How to build a relationship of trust between parent and child

Trust is at the core of all positive human relationships.  This is according to Cindy Glass, Owner and Co-Founder of Step Up Education Centres. She says, “Trust, when nurtured and honoured within a family system can lead to happier, more fulfilling experiences, greatly reducing stress and anxiety., Mistrust, on the other hand, inevitably leads to hurt, tension and misery. Many believe that trust can be something one demands of another: ‘You must trust me!’ Research, however, has shown that trust is earned, in small gestures and in moments in time.”

International speaker, Brene’ Brown says that actions demonstrating trustworthiness are likened to marbles. Every time one demonstrates or actions a trust behaviour, you can put a marble in a jar. However, when a behavior demonstrating mistrust occurs, you can remove a whole handful of those marbles and it will take a lot of hard work to replace the marbles of trust again. Trust is earned.  It cannot be demanded of anyone.

Parents want their children to trust them and children want the same of their parents. Cindy explains that it is up to parents to make the first move in modelling the behaviours that create relationships of trust within the family. Nurturing trust requires action.

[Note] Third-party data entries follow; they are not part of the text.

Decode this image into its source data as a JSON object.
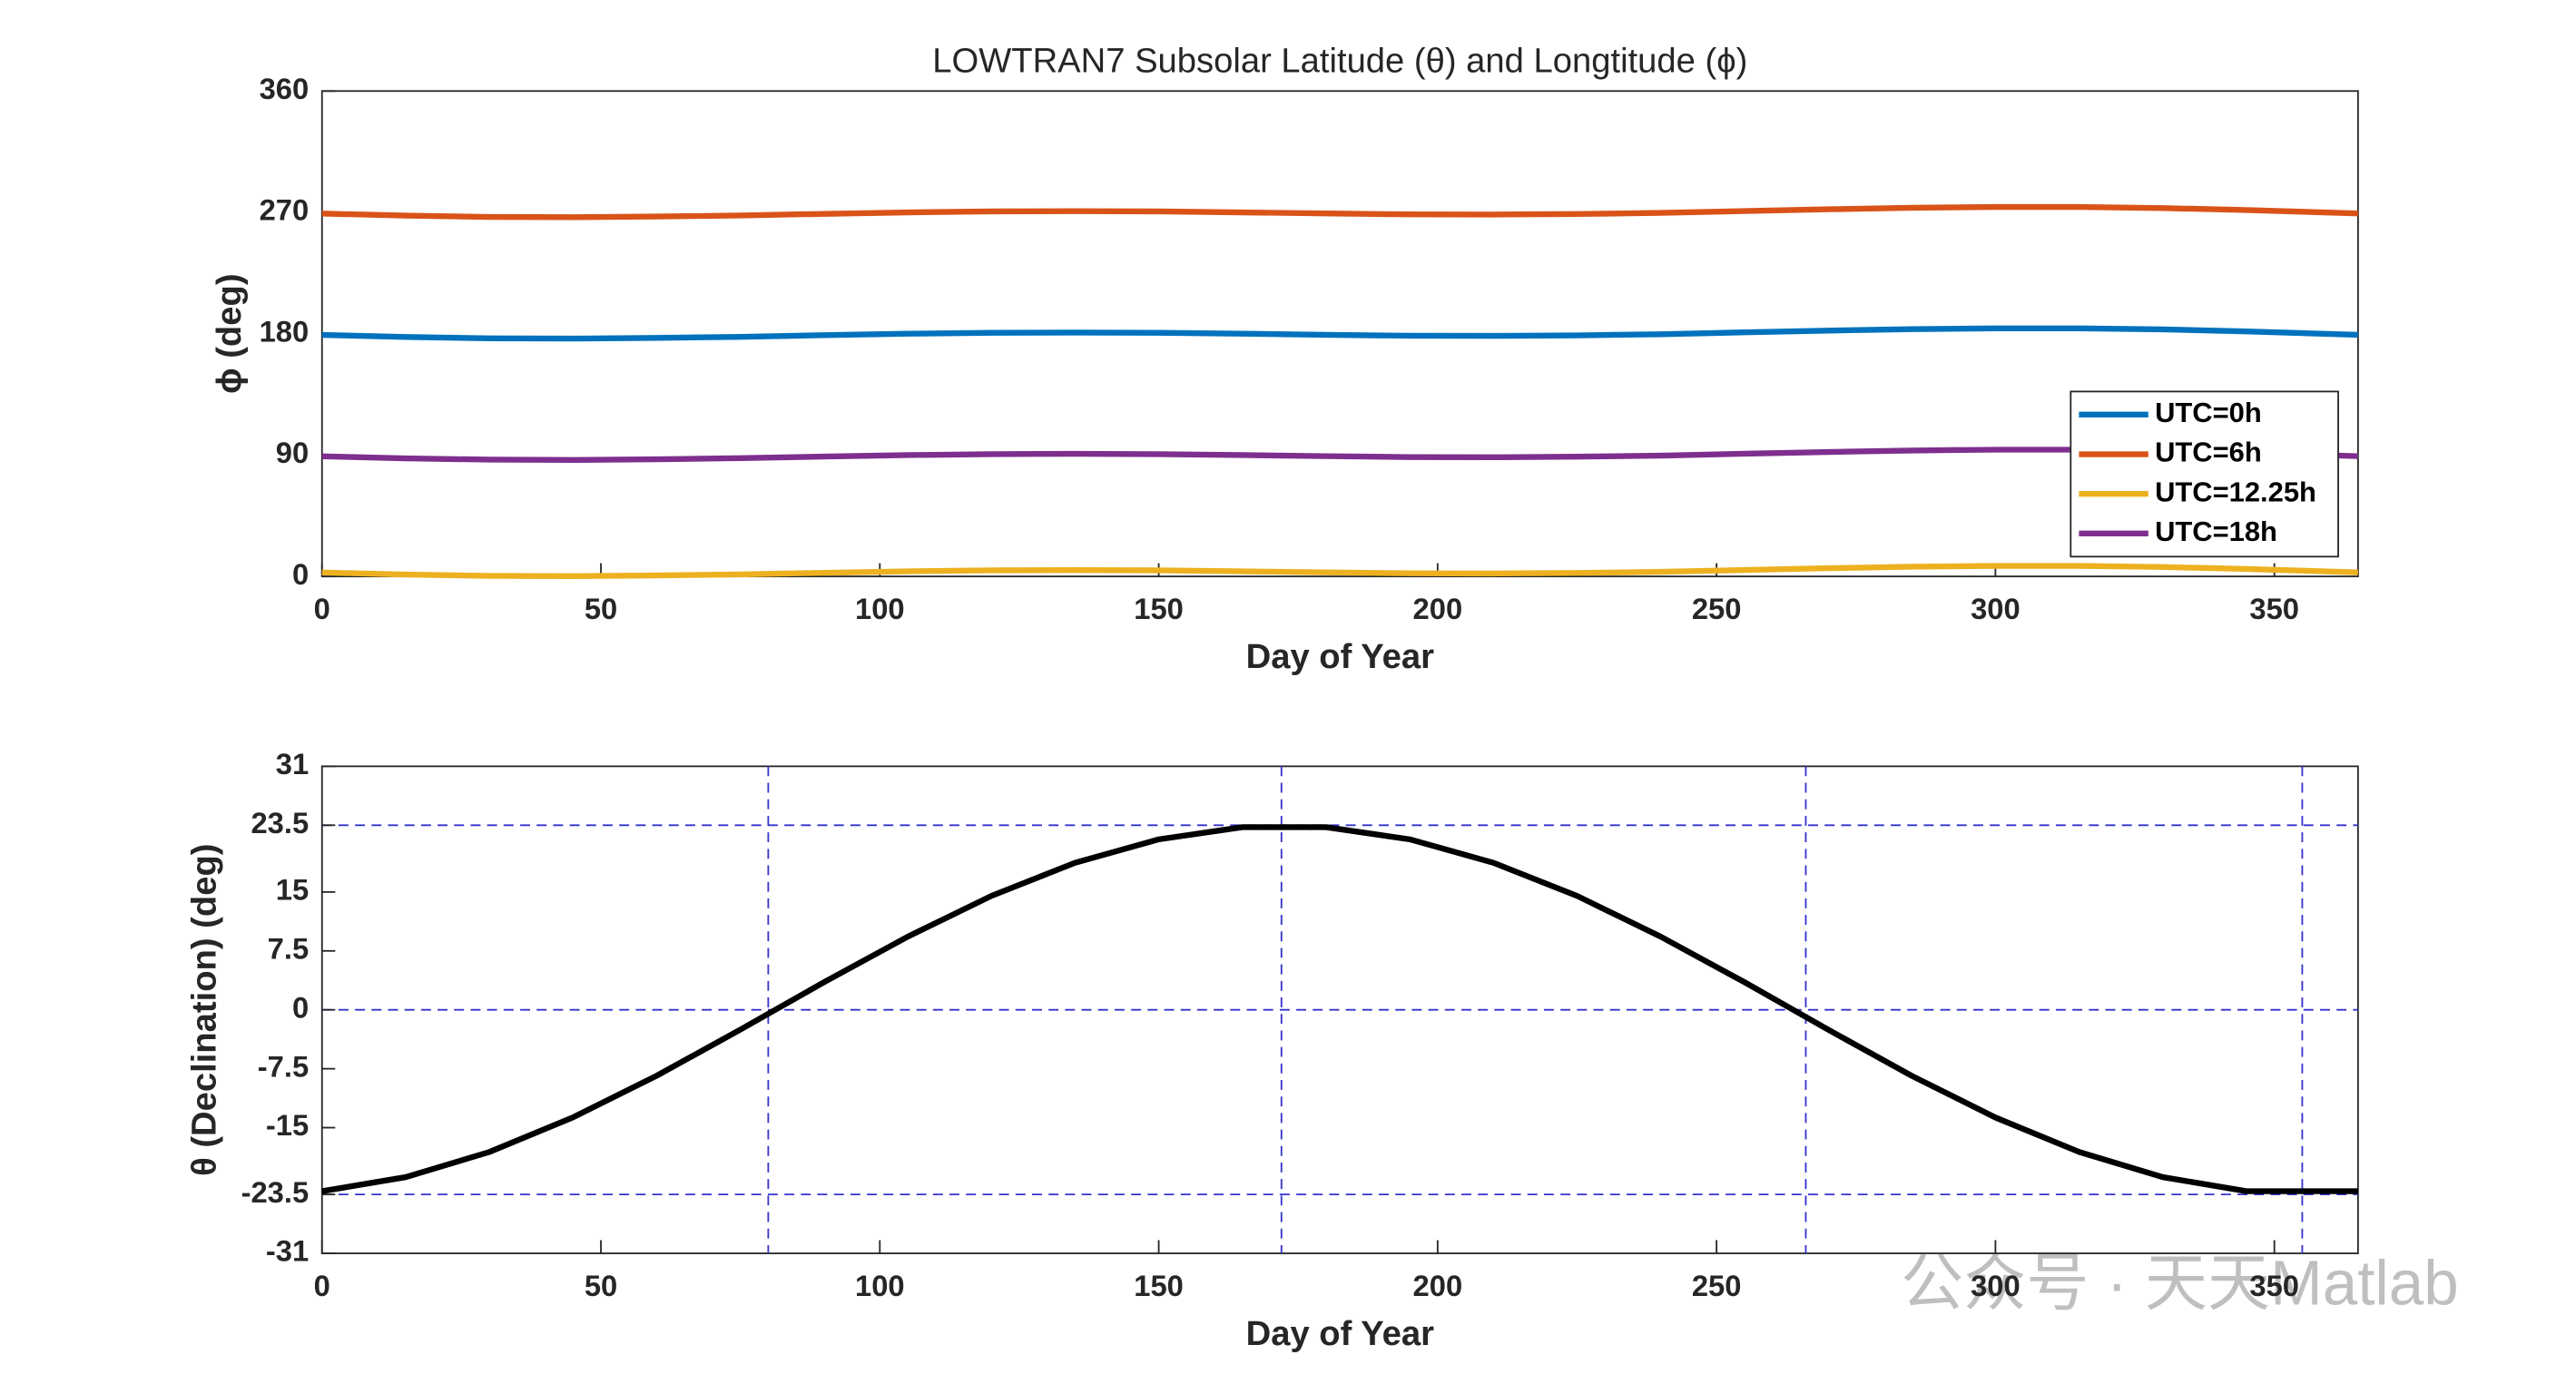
{
  "chart_data": [
    {
      "type": "line",
      "title": "LOWTRAN7 Subsolar Latitude (θ) and Longtitude (ϕ)",
      "xlabel": "Day of Year",
      "ylabel": "ϕ (deg)",
      "x": [
        0,
        15,
        30,
        45,
        60,
        75,
        90,
        105,
        120,
        135,
        150,
        165,
        180,
        195,
        210,
        225,
        240,
        255,
        270,
        285,
        300,
        315,
        330,
        345,
        365
      ],
      "series": [
        {
          "name": "UTC=0h",
          "color": "#0072BD",
          "values": [
            179.1,
            177.6,
            176.6,
            176.4,
            176.9,
            177.7,
            178.9,
            180,
            180.7,
            180.9,
            180.7,
            180,
            179.2,
            178.5,
            178.4,
            178.8,
            179.6,
            181,
            182.3,
            183.4,
            184,
            184,
            183.2,
            181.7,
            179.2
          ]
        },
        {
          "name": "UTC=6h",
          "color": "#D95319",
          "values": [
            269.1,
            267.6,
            266.6,
            266.4,
            266.9,
            267.7,
            268.9,
            270,
            270.7,
            270.9,
            270.7,
            270,
            269.2,
            268.5,
            268.4,
            268.8,
            269.6,
            271,
            272.3,
            273.4,
            274,
            274,
            273.2,
            271.7,
            269.2
          ]
        },
        {
          "name": "UTC=12.25h",
          "color": "#EDB120",
          "values": [
            2.9,
            1.4,
            0.4,
            0.2,
            0.7,
            1.5,
            2.7,
            3.8,
            4.5,
            4.7,
            4.5,
            3.8,
            3,
            2.3,
            2.2,
            2.6,
            3.4,
            4.8,
            6.1,
            7.2,
            7.8,
            7.8,
            7,
            5.5,
            3
          ]
        },
        {
          "name": "UTC=18h",
          "color": "#7E2F8E",
          "values": [
            89.1,
            87.6,
            86.6,
            86.4,
            86.9,
            87.7,
            88.9,
            90,
            90.7,
            90.9,
            90.7,
            90,
            89.2,
            88.5,
            88.4,
            88.8,
            89.6,
            91,
            92.3,
            93.4,
            94,
            94,
            93.2,
            91.7,
            89.2
          ]
        }
      ],
      "xlim": [
        0,
        365
      ],
      "xticks": [
        0,
        50,
        100,
        150,
        200,
        250,
        300,
        350
      ],
      "ylim": [
        0,
        360
      ],
      "yticks": [
        0,
        90,
        180,
        270,
        360
      ],
      "legend": "lower right"
    },
    {
      "type": "line",
      "xlabel": "Day of Year",
      "ylabel": "θ (Declination) (deg)",
      "x": [
        0,
        15,
        30,
        45,
        60,
        75,
        90,
        105,
        120,
        135,
        150,
        165,
        180,
        195,
        210,
        225,
        240,
        255,
        270,
        285,
        300,
        315,
        330,
        345,
        365
      ],
      "series": [
        {
          "color": "#000000",
          "values": [
            -23.09,
            -21.3,
            -18.1,
            -13.69,
            -8.39,
            -2.52,
            3.52,
            9.31,
            14.5,
            18.72,
            21.7,
            23.25,
            23.25,
            21.7,
            18.72,
            14.5,
            9.31,
            3.52,
            -2.52,
            -8.4,
            -13.71,
            -18.09,
            -21.3,
            -23.09,
            -23.09
          ]
        }
      ],
      "xlim": [
        0,
        365
      ],
      "xticks": [
        0,
        50,
        100,
        150,
        200,
        250,
        300,
        350
      ],
      "ylim": [
        -31,
        31
      ],
      "yticks": [
        -31,
        -23.5,
        -15,
        -7.5,
        0,
        7.5,
        15,
        23.5,
        31
      ],
      "xrefs": [
        80,
        172,
        266,
        355
      ],
      "yrefs": [
        23.5,
        0,
        -23.5
      ],
      "ref_color": "#3333cc"
    }
  ],
  "watermark": "公众号 · 天天Matlab"
}
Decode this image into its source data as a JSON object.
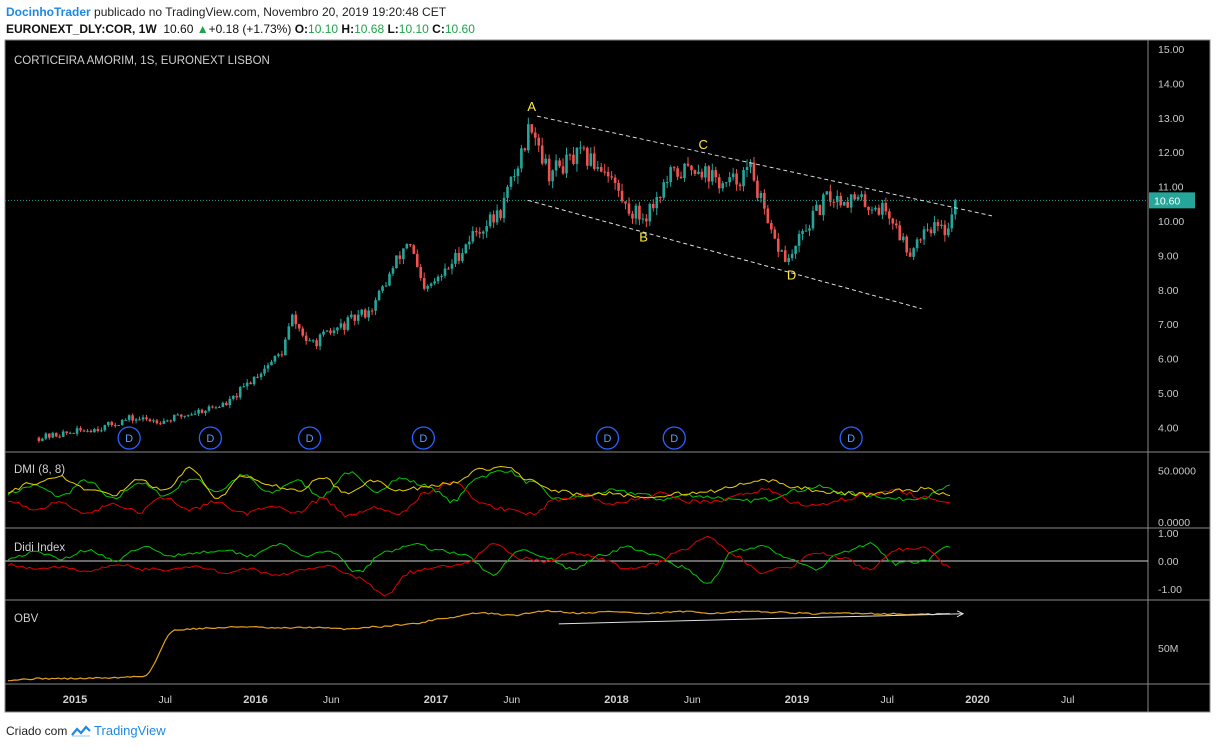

Cindy gives 5 actionable behaviours that you can implement to help create and nurture trust within your families:

  1. Learn to listen to understand: There is a difference between hearing and listening.  Listening entails eye contact and a genuine, sincere interest in what the other person is saying.
  2. Strive for non-judgemental parenting: Children who hide their challenges and negative behavioural choices (creating a sense of mistrust) most often do this because they are fearful of their parent’s reactions! Keep the lines of communication open by assuring your children that you do, indeed, have their back. Seek positive solutions to challenges together. This does not mean that you must overlook or justify behaviours. It simply means that your children will fall from time to time and they need a safe, trustworthy place to seek solutions.
  3. Be your word: Do what you say and say what you do, consistently and sincerely.
  4. Be the person your children can rely on: Keep your promises. Consistently tell the truth.
  5. Establish boundaries and accountability: Just as you are accountable for your own behaviours, teach your children to own theirs.

“Your children will most likely model what you do rather than what you say. With patience and love, you can learn to trust each other, despite the difficulties and challenges that you will face as a family. Remember that each action that creates trust is like a marble being put into the ‘trust jar’. Breaking that trust is like taking a handful of marbles out of the jar. It is way better to consistently build trust than to have to try and regain trust that has been broken,” Cindy concludes.